Serie A, le 9 cose da seguire della 17^ giornata

Il 4-3-3 leggermente asimmetrico della Juventus visto nell’ultima giornata: Mandzukic riceve nello spazio di mezzo molto dentro al campo, scarica dietro per Pjanic, che poi cambia gioco per Cuadrado, che invece è rimasto largo ad attaccare l’ampiezza.

Contro il Bologna, però, il dilemma sembra aggrovigliarsi ulteriormente, perché, oltre a decidere sulla titolarità di Dybala, Allegri avrà anche problemi d’abbondanza sugli esterni (oltre ai soliti Douglas Costa, Mandzukic, Cuadrado e Bernardeschi, è possibile che torni in prima squadra anche Pjaca, di ritorno dal lungo infortunio al ginocchio). È probabile che l’allenatore toscano, oltre alle valutazioni sulle condizioni fisiche dei singoli giocatori (a parte Pjaca, che ovviamente non può essere al meglio, anche Cuadrado è in dubbio per il riacutizzarsi di un problema muscolare), scelga gli uomini in base all’avversario, come da sua abitudine.

Il Bologna è una delle squadre più organizzate del campionato per quanto riguarda la fase difensiva e sarà ben felice di lasciare il pallone alla Juventus per stringere le linee di difesa e centrocampo davanti alla propria area. Senza profondità e con gli spazi sulla trequarti ristretti al minimo, è probabile quindi che Allegri opti per i giocatori più letali nei duelli individuali in spazi stretti, in modo da creare superiorità numerica direttamente con un dribbling o una seconda palla recuperata a seguito di un duello aereo vinto. In questo senso, al netto della condizione fisica, Mandzukic e Cuadrado sembrano più adatti a disordinare una difesa fisica come quella del Bologna rispetto a Douglas Costa e Bernardeschi.

In ogni caso, domenica, al Dall’Ara, verrà scritto un altro capitolo della storia tattica della Juventus di quest’anno, e chissà che Allegri non riesca a stupirci un’altra volta.

Preview tattica Atalanta-Lazio

Atalanta e Lazio sono state senza dubbio le sorprese della scorsa stagione. Concluso il campionato rispettivamente al quarto e quinto posto, le due squadre rappresentano una totale antitesi per quello che riguarda l’idea di calcio dei rispettivi allenatori. Da una parte il 3-4-3 iper-codificato di Gasperini, dall’altra la fluidità con cui Simone Inzaghi ha dimostrato di entrare sottopelle praticamente a ogni avversario, studiandone i punti deboli.

Proprio per questo motivo a Inzaghi non sarà sfuggita l’ultima partita dell’Atalanta contro il Genoa, l’unica che i bergamaschi hanno recentemente effettuato contro una difesa a 3, la stessa che viene utilizzata dalla Lazio. L’Atalanta veniva dalla difficile sfida contro il Lione e sicuramente ne ha risentito nell’intensità psicologica, ma la linea arretrata a 3 di Ballardini ha creato anche qualche grattacapo tattico a Gasperini. Alcune statistiche dimostrano queste difficoltà: l’Atalanta ha effettuato solo 7 cross contro i 20 in media a partita durante la stagione, e nessuno di questi è venuto dagli esterni di centrocampo. Inoltre, gli orobici hanno completato 6 dribbling in tutta la partita, contro gli 11.1 della media stagionale.

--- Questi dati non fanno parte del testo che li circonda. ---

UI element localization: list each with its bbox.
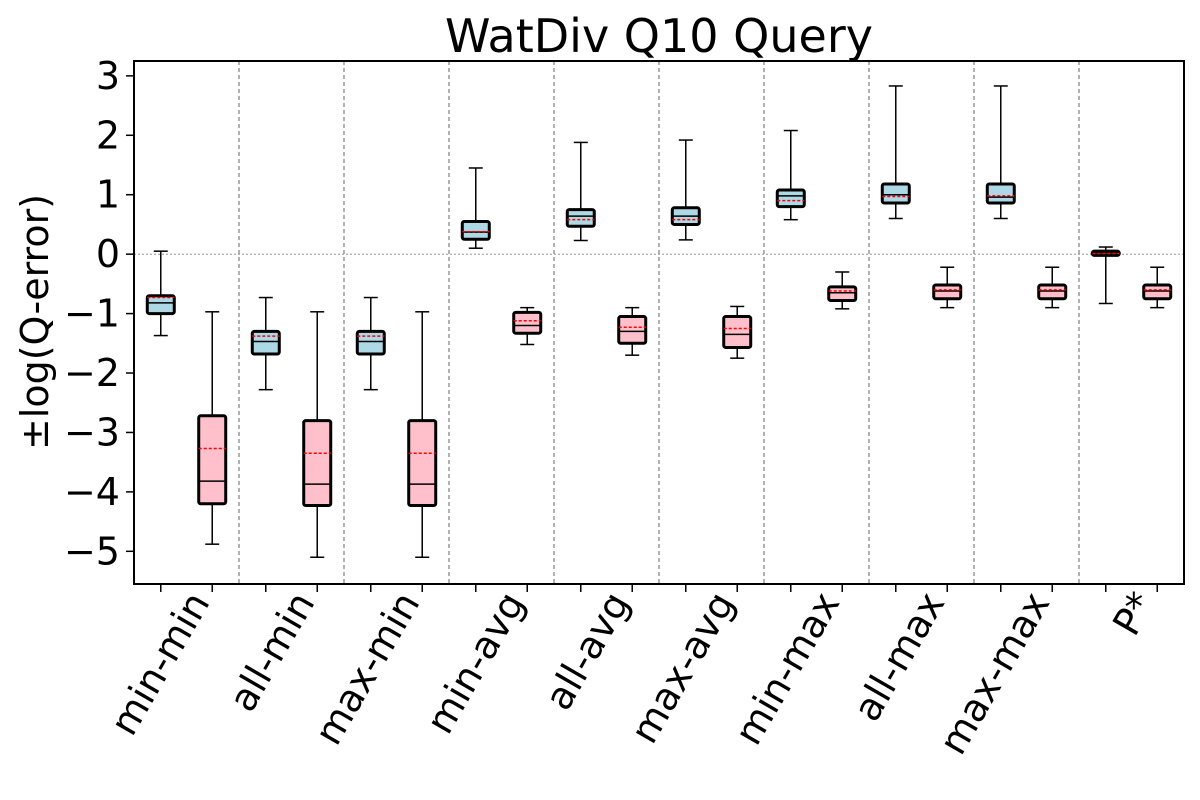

A limitare fortemente il potenziale atalantino ci ha pensato soprattutto l’aggressività nei mezzi spazi dei difensori centrali esterni, Zukanovic e soprattutto Izzo, che non hanno dato respiro agli esterni offensivi nerazzurri, Gómez e Ilicic. Il risultato sono state tante verticalizzazioni in profondità verso Petagna, una soluzione meno efficace per il gioco atalantino, anche se da una di esse è nato il gol del pareggio di Ilicic.

Inzaghi riproporrà probabilmente lo stesso canovaccio, anche se Bastos è meno aggressivo di Izzo e farà più fatica ad accorciare su Gómez. Nelle ultime partite in cui ha affrontato un 3-4-3 o 3-4-1-2 (Benevento e Cagliari rispettivamente), la Lazio si è disposta sempre con un 5-3-2, con i due riferimenti avanzati (Immobile e Luis Alberto) sui 2 mediani avversari e con la mezzala del lato palla che accorciava sul difensore centrale esterno di riferimento. Questo dovrebbe dare modo eventualmente al mediano (Lucas Leiva) di scalare sul trequartista atalantino, se quest’ultimo fosse troppo lontano dal difensore centrale laziale.